I have this little conversation with myself on a weekly, or at least biweekly basis. It goes more or less like this:
Me: Self, you really should cook something. There’s been too much delivery food. And what about Pithy and Cleaver?
Self: I know, I know. [Insert excuses here.] And I don’t have the time or energy to make something interesting enough for Pithy and Cleaver.
Me: Isn’t that missing the point? Don’t we all need recipes for real food that we can throw together when we’ve run out of steam?
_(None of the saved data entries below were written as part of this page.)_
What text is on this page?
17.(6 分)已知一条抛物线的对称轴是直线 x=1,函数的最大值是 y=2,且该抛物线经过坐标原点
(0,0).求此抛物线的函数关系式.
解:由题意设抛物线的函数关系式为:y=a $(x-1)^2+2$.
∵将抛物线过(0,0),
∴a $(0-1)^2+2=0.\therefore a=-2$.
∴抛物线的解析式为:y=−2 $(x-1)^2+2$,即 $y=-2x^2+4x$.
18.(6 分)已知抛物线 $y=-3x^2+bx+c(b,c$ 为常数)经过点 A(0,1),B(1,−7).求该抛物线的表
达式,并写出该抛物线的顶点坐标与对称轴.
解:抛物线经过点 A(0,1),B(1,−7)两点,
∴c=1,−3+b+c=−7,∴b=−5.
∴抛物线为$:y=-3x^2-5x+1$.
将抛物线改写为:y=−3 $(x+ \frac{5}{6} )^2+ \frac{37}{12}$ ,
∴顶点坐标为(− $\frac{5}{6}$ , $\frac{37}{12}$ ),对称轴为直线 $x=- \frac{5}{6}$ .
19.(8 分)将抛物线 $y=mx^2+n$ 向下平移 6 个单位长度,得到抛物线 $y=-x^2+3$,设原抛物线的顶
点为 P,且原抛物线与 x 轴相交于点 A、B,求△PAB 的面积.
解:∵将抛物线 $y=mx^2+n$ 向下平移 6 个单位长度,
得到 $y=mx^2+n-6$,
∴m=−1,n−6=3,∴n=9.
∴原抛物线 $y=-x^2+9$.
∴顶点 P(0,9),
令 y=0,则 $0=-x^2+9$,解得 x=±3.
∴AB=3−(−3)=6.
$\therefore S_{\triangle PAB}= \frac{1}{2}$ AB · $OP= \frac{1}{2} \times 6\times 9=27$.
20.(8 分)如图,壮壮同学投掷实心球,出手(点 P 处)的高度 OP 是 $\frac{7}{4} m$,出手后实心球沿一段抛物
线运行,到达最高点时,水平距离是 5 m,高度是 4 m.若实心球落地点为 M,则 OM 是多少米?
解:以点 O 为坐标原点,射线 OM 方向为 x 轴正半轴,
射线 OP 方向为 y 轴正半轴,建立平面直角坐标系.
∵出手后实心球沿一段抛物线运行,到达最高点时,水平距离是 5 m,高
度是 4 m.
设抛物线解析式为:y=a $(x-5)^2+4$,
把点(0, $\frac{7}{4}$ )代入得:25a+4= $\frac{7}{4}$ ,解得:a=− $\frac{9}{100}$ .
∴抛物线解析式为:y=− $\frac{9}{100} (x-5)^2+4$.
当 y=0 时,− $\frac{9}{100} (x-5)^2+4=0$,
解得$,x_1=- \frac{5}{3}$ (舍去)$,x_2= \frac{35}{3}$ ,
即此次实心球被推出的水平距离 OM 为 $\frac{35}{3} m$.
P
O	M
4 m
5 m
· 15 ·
This is barely a recipe. But it’s good, satisfying food for nights when you can barely summon the strength to reach into the pantry. And it’s vegetarian. If you have homemade sauce in the freezer, this is a wonderful use for it. Or stir together Marcella Hazan’s classic quick recipe. But if all you can manage is pulling out a jar of your favorite brand, I won’t judge you. I was checking out Eataly, the new Italian food emporium that just opened in NYC, and picked up a good looking jar of Ponti Arrabbiata sauce. Not too many ingredients and totally passable, tastewise. Even better was the stracciatella “di Burrata” we picked up–luscious mozzarella curds mixed with rich, sweet cream, perfect for piling on a baguette or um, eating with a spoon.
I wanted to make an easy unfried spin on eggplant parmesan featuring this ridiculous gooey cheese, so I sliced up some farmers’ market eggplant and doused it in olive oil before throwing the slices on the grill. It’s important to cook them well, until they get a little charred outside and creamy inside. If you take the eggplant off too soon, you’ll get dry sponges instead of silky melting mouthfuls. When the eggplant’s good and cooked, pile it on a plate with some warmed up tomato sauce and a healthy dollop of the cheese. If you can’t get stracciatella or burrata (which is stracciatella wrapped in a mozzarella skin), you could make this with good fresh mozzarella or a pile of creamy ricotta. Dab each bite of eggplant with sauce and cheese and devour.